Наутро он открыл дверь в офис и долго в отупении смотрел на доску, снова белую и сияющую непорочно и стыдливо. Выскочил в коридор и наткнулся на Диего.
— Что ж ты сделал? — Диего не понимал, смотрел испуганно. Меерович устыдился, спросил спокойнее: — Ты вымыл ее? — Показал жестом, прибавил: — Вот! — И указал на мерцающую слабо доску.
Диего улыбнулся до ушей:
— Да, сеньор. Мне прислали специальную жидкость.
— А... да. Специальную жидкость. Спасибо, большое спасибо. — И Меерович, сделав усилие, приветливо улыбнулся.
— Не за что! — Диего улыбнулся еще шире. — Что еще я могу сделать?
— Спасибо, больше ничего. — Меерович продолжал стоять, потом развернулся и побрел к себе. «Вот ведь идиотизм», — подумал он.
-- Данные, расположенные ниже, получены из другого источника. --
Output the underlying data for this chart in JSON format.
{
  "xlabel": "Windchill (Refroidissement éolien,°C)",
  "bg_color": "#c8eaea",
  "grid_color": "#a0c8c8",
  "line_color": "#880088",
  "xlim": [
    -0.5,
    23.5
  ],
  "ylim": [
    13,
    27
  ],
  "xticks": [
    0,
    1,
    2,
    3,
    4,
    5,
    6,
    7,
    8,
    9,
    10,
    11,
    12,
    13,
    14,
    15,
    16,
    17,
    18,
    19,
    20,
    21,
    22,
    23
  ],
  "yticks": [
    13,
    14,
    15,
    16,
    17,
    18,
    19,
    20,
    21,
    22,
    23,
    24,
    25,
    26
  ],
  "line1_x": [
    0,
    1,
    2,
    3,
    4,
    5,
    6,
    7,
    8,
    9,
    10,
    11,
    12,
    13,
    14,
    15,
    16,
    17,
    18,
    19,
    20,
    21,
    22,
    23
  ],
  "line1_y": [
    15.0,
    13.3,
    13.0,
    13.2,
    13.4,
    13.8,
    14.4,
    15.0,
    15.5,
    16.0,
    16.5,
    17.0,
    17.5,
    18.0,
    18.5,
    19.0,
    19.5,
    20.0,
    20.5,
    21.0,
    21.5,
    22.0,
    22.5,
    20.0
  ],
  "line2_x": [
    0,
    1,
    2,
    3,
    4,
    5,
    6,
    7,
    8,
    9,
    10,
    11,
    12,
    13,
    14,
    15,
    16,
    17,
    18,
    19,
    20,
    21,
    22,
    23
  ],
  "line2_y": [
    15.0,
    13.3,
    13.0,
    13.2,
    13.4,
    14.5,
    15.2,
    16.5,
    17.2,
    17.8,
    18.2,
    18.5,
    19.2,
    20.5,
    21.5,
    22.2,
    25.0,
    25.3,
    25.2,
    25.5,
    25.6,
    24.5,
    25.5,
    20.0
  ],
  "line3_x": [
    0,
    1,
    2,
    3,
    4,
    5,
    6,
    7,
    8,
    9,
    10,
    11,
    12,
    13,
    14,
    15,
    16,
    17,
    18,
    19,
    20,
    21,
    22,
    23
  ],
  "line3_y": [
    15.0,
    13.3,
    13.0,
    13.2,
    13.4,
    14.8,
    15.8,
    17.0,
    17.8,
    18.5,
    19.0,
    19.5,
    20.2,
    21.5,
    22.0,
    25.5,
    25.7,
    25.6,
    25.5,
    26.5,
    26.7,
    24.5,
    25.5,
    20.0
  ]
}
Ладно, пора делами заняться.
— Диего, ты все сделал как надо. — Сидевший в полутьме сделал мягкий округлый жест ладонью. — Верни мне остаток жидкости.
Рука протянулась, Диего вытащил из кармана пузырек, вложил в руку, очередной раз подивившись, какая же она холодная.
— Я хочу теперь тебе объяснить кое-что. Ты заканчиваешь пятый год послушания в ордене чистильщиков. — Говоривший встал, не выходя из темноты, мягко прошелся вправо- влево. — Бог, в своей неизреченной милости, посылает людям знаки. А мы должны решать, кто достоин их, а кто нет. Мы, и только мы. Если человек — а он слаб — не видит знаков Бога или не торопится их прочесть, мы должны стереть их. Слабый и нечуткий человек не сумеет употребить их на благо. Ты еще пока не знаешь, что такое благо, но ты дорастешь до этого. Иди, да пребудет с тобой Всевышний. Отдохни три дня и молись.
Диего низко склонился, замер на секунду, потом распрямился и, пятясь, вышел из комнаты. Прошел через две двери, спустился по лестнице, сел в старенькую «мазду». Три дня! А теперь домой. Ведь там лежит бумажка со срисованными буквами. Надо разобраться. Время есть.